東亜(トンア)日報は4月1日に創刊86周年を迎え、競争力のある外国大学を現地取材した「小さいが強い大学」シリーズを始めた。ここに紹介される予定であるシンガポール国立大学の施春風総長は、「学生選抜を含めて大学運営に制約があれば、世界舞台で有数な大学と競争し難い」と述べた。
世界はより優秀な人才を、より優秀な大学に行かせるための中等教育改革にも拍車をかけている。米国は「留年防止法」を通じ、学生たちの成績が振るわない中高校の制裁に出た。「教育強国」に数えられるフィンランドも、校長と教師に学生個々人の学業成就に対する責任を負わせている。中等教育の質は教師の質と努力にかかっているからだ。先週、米ハーバード大学は「闘争的な教員労組が教育をだめにする」とし、教師の賃金を学生の学業成就度によって差をつけて支給し、無能な教師を辞めさせ、学校間の競争を促進させなければならないという報告書を提出した。

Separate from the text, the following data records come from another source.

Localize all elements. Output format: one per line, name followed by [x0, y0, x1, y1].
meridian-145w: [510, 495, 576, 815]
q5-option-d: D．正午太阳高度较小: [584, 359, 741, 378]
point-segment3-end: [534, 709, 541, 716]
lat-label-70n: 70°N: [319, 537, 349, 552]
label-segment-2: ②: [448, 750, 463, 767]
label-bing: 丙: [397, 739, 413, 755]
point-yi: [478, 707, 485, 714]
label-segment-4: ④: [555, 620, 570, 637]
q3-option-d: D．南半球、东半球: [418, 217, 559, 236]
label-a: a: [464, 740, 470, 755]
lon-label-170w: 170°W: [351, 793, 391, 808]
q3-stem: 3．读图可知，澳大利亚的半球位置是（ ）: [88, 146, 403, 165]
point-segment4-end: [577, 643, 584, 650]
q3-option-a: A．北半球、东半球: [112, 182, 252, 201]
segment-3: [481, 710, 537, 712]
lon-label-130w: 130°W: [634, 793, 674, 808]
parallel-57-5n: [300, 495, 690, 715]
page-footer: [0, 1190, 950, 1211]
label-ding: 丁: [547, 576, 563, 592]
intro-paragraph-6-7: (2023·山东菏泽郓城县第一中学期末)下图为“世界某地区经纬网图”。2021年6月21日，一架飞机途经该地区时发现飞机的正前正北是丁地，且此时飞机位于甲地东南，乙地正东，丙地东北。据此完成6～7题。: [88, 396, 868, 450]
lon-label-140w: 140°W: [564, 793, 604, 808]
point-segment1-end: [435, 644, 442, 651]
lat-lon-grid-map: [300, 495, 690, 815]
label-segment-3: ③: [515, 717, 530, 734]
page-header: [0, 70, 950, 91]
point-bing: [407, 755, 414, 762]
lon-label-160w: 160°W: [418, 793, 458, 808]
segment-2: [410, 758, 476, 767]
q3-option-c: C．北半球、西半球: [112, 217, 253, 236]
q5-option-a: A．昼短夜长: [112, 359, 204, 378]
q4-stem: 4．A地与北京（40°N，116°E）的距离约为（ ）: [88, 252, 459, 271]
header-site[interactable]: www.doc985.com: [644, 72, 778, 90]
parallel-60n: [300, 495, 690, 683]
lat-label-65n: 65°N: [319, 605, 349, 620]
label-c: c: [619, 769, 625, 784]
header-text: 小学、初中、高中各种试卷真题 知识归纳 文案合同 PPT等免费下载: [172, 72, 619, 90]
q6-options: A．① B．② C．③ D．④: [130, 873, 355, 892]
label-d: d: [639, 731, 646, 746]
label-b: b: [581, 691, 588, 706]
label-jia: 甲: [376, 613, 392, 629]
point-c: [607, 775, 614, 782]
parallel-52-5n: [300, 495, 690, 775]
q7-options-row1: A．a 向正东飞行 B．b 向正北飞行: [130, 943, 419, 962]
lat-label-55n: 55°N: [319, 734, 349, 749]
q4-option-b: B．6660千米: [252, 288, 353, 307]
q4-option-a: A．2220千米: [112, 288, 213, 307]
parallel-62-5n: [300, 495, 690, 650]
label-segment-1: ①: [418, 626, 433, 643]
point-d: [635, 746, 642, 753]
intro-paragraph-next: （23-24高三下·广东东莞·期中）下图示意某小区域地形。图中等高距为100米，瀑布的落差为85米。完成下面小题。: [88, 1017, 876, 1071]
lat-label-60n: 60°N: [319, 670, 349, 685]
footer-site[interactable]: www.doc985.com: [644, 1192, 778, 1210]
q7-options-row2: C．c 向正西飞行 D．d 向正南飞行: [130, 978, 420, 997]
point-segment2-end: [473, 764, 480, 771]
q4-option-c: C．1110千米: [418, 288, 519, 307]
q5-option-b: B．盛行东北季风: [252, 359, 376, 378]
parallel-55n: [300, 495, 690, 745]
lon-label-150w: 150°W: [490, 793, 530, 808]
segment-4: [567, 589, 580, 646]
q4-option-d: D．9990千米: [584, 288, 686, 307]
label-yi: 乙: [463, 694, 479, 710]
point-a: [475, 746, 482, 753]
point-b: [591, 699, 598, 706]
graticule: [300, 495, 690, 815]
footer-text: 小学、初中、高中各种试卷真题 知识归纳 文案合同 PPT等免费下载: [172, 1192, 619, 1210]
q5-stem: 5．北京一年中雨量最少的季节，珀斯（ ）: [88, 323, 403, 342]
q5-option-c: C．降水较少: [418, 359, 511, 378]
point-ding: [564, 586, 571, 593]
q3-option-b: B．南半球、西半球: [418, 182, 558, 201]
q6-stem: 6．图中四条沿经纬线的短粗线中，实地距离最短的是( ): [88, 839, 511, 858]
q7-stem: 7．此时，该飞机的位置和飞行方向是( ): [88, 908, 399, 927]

同じ時期に、韓国の新しい全教組委員長は教員評価及び教員構造調整の阻止、授業時数の減縮などを闘争の目標に掲げた。韓国の教師と学生を、競争解放区で暮すことができるようにしようという話だ。そのようになれば、教師は既得権を享受できるだろうが、大韓民国が世界の遅進児に墜落することは時間の問題だ。
さらに深刻な事は、現政権の教育政策が全教組とほぼ同じだという点だ。教育ポピュリズム(大衆迎合主義)を叫ぶ政府と全教組の国が、「教育強国、人才立国」になれるだろうか。本紙の世論調査の結果、国民4人のうち1人が、機会さえあれば教育移民をしたいと回答したことも、教育に対する危機意識のためだ。
海外ですでに失敗とされている社会主義的な教育政策で、未来の競争力まで崩壊させることは国民に対する罪悪だ。教育先進国はもちろん、中国やインドにも立ち遅れる前に、自立と競争を重視する教育政策に転換しなければならない。